Evaluating User Perception of Multi-Factor Authentication: A Systematic Review

TL;DR

This systematic review analyzes the current state of multi-factor authentication (MFA) research, highlighting usability concerns, low user adoption, and methodological issues in existing studies, emphasizing the need for user-centered design improvements.

Contribution

The paper provides a comprehensive meta-analysis of MFA user studies, revealing low adoption rates and methodological biases, and underscores the importance of user-focused evaluation in MFA development.

Findings

Only 9.1% of MFA papers included user evaluation

Lower adoption rates are common for MFA systems

Methodological discrepancies and demographic biases are prevalent in studies

Abstract

Security vulnerabilities of traditional single factor authentication has become a major concern for security practitioners and researchers. To mitigate single point failures, new and technologically advanced Multi-Factor Authentication (MFA) tools have been developed as security solutions. However, the usability and adoption of such tools have raised concerns. An obvious solution can be viewed as conducting user studies to create more user-friendly MFA tools. To learn more, we performed a systematic literature review of recently published academic papers (N = 623) that primarily focused on MFA technologies.
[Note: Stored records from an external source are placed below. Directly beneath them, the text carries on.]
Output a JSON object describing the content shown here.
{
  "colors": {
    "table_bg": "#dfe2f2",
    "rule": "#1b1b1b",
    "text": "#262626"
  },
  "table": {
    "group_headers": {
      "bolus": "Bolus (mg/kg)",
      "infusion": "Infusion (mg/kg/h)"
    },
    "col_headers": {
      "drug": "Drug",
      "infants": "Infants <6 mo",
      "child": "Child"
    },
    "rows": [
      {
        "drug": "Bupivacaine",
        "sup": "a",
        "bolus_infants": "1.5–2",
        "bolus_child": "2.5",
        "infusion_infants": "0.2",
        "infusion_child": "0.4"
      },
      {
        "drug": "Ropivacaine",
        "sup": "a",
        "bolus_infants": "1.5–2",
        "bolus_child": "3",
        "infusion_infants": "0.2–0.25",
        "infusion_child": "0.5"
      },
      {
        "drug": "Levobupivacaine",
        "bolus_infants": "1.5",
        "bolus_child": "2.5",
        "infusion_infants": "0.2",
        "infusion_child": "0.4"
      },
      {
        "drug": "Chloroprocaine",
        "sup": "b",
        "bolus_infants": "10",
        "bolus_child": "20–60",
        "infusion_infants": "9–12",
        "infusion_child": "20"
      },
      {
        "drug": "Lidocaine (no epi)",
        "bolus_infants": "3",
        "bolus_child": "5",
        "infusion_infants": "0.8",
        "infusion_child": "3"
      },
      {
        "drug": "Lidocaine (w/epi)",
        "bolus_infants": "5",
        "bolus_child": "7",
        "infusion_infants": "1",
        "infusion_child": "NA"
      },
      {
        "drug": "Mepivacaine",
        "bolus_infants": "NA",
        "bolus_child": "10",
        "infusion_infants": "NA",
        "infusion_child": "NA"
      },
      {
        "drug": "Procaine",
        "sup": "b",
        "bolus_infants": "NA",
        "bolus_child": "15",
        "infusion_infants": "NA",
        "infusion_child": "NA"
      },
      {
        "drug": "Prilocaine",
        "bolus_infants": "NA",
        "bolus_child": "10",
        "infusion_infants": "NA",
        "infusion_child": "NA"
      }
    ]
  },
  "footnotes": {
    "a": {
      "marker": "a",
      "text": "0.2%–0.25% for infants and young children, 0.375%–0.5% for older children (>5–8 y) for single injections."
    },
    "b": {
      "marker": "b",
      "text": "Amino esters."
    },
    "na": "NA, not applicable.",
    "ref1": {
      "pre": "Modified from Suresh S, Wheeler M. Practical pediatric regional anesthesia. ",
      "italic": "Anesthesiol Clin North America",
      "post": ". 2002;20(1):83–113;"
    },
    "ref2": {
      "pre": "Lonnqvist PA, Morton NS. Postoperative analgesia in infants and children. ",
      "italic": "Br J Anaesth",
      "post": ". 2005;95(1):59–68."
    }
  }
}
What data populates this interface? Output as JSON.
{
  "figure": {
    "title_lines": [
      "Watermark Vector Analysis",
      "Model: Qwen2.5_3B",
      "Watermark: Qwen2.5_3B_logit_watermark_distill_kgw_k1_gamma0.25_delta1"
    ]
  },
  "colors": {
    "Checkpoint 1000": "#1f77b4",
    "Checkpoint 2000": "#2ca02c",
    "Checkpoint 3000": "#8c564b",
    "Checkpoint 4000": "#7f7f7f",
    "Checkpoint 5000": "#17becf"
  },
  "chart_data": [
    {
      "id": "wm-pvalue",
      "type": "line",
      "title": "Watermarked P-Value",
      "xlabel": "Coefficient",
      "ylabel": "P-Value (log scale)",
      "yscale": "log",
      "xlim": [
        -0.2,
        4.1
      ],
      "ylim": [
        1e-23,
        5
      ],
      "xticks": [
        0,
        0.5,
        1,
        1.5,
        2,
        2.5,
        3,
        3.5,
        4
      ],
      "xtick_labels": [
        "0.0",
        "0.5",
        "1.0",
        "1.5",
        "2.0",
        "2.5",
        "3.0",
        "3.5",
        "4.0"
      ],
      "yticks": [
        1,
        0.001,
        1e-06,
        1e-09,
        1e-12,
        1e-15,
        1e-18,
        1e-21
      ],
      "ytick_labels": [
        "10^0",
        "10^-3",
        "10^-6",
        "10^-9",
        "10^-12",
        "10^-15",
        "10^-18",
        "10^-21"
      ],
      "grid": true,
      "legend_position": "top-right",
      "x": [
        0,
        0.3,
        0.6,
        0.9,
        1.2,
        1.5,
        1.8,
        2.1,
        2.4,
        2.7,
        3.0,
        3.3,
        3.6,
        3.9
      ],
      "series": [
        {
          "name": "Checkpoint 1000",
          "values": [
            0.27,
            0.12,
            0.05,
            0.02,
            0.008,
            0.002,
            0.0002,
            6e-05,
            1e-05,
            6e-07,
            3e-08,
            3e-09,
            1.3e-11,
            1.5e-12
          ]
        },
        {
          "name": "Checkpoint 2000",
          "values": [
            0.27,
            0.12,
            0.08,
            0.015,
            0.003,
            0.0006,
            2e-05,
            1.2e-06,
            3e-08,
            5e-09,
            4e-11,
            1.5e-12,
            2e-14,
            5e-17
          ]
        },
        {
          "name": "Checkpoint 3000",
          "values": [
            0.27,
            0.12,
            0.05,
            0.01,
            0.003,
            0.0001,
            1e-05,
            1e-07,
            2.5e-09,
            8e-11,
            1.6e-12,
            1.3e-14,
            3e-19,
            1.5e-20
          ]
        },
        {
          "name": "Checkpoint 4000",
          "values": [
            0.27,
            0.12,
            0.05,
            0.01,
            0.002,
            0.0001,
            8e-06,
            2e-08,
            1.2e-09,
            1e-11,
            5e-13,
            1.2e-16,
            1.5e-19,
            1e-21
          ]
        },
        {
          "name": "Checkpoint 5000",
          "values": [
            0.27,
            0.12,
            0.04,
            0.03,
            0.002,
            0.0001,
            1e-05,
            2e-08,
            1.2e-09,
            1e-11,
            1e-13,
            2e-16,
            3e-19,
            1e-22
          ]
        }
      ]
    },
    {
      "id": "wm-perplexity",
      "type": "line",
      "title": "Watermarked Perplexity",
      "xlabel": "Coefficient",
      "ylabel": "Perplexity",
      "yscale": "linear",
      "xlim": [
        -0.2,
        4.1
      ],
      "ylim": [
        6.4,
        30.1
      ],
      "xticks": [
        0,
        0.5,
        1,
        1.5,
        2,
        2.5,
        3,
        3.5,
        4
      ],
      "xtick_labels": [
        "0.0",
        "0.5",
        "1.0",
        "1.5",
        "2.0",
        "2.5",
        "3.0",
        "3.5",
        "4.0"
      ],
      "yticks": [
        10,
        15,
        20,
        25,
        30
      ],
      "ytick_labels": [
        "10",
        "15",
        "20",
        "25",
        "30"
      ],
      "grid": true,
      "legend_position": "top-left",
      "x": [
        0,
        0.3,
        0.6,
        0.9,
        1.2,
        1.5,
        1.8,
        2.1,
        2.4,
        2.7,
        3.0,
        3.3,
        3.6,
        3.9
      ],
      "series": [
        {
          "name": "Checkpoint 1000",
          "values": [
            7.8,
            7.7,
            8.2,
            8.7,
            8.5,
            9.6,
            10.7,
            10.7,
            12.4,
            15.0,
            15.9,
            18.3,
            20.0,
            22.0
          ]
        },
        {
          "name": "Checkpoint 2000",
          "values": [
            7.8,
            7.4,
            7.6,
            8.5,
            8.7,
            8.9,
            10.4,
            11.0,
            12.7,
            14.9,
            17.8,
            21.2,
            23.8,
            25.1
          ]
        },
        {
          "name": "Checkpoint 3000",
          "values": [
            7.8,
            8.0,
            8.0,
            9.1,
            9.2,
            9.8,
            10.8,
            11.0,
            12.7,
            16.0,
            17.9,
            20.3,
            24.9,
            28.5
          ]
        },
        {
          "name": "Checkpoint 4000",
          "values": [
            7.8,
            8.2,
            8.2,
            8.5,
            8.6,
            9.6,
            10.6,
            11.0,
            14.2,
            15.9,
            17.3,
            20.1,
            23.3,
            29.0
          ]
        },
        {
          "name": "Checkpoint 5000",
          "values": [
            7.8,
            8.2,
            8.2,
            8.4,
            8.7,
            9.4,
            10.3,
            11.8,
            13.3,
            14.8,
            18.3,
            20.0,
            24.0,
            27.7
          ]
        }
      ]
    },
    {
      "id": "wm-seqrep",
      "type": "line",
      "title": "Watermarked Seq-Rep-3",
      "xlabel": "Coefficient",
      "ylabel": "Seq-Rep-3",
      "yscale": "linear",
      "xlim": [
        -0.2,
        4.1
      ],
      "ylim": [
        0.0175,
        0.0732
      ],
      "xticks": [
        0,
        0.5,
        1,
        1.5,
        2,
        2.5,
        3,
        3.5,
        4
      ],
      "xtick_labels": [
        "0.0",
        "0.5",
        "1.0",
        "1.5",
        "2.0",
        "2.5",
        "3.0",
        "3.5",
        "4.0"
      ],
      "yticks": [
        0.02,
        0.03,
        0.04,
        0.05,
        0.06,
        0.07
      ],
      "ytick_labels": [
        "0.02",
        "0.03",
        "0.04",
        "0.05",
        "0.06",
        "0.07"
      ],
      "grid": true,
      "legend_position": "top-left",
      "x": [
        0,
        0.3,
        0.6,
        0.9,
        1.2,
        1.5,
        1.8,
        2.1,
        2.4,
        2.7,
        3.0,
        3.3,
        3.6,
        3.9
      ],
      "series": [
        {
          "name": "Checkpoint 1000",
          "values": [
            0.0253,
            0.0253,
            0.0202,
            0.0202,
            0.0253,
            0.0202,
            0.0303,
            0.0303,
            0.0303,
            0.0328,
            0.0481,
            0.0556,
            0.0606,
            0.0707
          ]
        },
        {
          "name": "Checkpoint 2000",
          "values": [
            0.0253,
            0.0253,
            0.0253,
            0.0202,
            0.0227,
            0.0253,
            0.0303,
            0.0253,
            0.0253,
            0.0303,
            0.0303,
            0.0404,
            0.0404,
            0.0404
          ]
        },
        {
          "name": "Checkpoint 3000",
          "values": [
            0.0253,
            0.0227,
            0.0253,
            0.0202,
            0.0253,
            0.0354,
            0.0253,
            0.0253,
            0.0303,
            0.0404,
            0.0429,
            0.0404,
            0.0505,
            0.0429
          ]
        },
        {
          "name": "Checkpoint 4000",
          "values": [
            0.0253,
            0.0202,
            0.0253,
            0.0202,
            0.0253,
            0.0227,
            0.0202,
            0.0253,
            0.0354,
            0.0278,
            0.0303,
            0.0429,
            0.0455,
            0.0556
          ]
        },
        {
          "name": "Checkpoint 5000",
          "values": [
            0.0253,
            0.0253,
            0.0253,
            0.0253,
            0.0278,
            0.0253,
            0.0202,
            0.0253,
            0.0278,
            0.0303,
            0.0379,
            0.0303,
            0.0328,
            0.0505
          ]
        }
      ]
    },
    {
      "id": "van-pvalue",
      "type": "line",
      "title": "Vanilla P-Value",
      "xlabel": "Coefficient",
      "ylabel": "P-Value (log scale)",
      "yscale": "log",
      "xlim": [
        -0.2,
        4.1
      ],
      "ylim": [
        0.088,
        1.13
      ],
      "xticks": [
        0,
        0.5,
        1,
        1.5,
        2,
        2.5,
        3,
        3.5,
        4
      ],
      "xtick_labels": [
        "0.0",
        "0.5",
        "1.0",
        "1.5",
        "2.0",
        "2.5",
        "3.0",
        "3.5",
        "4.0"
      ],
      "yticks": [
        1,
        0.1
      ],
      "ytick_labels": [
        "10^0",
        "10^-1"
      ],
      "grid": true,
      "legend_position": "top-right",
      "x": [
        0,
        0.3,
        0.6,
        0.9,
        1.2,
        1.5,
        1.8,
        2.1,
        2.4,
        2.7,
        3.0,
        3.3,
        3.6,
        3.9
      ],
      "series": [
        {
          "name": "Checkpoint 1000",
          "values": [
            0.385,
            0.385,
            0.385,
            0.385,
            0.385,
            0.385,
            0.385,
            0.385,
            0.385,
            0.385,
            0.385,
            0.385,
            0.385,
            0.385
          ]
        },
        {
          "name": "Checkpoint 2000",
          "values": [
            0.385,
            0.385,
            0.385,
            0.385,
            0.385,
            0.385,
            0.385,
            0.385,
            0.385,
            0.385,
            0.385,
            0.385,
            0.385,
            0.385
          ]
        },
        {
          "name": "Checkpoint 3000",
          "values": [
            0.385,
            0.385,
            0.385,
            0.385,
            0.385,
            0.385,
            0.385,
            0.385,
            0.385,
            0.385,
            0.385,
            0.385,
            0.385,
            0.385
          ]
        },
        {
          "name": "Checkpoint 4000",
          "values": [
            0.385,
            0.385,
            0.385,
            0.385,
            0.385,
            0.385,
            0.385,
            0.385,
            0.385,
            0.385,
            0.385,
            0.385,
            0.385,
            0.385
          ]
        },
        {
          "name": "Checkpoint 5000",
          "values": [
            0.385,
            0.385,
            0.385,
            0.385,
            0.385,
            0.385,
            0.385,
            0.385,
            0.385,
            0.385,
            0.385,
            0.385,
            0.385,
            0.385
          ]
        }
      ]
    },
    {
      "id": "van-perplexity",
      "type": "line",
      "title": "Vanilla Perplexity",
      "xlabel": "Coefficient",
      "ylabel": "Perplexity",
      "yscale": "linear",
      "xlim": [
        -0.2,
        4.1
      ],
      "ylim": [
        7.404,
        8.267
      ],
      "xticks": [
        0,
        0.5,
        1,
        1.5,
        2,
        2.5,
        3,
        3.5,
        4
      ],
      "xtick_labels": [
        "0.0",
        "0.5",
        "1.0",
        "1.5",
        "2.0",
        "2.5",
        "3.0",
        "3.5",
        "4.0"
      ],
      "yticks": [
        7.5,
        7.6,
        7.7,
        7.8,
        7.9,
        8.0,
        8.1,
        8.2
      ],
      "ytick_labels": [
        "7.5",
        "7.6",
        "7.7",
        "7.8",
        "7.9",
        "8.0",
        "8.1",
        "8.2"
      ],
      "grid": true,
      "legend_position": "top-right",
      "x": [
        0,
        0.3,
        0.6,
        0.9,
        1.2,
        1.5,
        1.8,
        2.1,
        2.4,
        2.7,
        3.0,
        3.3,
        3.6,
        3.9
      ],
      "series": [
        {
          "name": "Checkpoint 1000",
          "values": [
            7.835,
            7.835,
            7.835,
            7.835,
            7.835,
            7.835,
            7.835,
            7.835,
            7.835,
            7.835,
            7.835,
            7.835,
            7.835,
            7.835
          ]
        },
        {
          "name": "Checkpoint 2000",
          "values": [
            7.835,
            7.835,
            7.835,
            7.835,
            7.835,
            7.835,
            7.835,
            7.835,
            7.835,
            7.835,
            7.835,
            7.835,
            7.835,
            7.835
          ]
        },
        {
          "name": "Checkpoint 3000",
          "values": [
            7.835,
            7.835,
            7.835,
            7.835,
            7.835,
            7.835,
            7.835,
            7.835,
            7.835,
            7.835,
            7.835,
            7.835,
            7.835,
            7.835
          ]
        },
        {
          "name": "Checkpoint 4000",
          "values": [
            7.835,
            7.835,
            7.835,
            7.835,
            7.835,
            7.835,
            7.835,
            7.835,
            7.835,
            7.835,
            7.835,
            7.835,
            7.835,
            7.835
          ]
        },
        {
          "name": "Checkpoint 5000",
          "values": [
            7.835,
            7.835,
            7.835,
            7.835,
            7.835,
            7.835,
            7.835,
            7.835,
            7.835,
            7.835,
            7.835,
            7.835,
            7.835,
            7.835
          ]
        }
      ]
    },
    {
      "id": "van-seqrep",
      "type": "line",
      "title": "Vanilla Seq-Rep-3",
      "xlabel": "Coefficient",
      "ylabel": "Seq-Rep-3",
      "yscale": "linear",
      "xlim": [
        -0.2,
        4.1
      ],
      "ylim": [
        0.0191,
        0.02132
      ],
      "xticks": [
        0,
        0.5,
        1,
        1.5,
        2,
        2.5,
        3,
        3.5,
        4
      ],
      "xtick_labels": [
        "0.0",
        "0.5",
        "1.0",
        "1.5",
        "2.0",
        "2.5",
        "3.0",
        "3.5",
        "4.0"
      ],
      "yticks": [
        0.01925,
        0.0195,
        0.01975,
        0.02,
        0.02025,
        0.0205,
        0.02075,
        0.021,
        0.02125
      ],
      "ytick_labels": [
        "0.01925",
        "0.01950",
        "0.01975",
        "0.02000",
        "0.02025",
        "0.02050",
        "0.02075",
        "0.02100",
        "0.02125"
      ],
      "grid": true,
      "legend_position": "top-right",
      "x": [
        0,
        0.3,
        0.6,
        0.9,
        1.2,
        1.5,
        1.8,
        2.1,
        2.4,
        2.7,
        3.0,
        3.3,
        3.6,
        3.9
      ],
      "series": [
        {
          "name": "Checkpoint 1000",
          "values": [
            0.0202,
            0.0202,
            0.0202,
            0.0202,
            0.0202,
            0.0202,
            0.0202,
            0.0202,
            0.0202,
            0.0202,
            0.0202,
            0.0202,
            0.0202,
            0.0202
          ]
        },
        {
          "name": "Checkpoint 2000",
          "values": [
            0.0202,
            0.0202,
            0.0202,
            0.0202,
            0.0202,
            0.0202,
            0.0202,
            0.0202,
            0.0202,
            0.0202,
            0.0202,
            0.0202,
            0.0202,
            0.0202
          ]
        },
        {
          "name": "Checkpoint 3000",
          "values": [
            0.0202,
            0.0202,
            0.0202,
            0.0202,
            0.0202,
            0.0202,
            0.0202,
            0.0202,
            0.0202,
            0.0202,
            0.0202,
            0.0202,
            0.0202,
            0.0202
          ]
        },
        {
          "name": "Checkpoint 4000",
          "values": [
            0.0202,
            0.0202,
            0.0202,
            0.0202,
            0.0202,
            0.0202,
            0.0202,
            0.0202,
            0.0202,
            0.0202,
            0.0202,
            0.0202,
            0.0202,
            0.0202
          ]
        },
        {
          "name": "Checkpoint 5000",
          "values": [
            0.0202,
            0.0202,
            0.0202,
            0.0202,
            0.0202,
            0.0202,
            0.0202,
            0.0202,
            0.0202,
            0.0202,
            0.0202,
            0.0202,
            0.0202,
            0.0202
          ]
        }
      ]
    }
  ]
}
While majority of these papers (m = 300) proposed new MFA tools, only 9.1% of papers performed any user evaluation research. Our meta-analysis of user focused studies (n = 57) showed that researchers found lower adoption rate to be inevitable for MFAs, while avoidance was pervasive among mandatory use. Furthermore, we noted several reporting and methodological discrepancies in the user focused studies. We identified trends in participant recruitment that is indicative of demographic biases.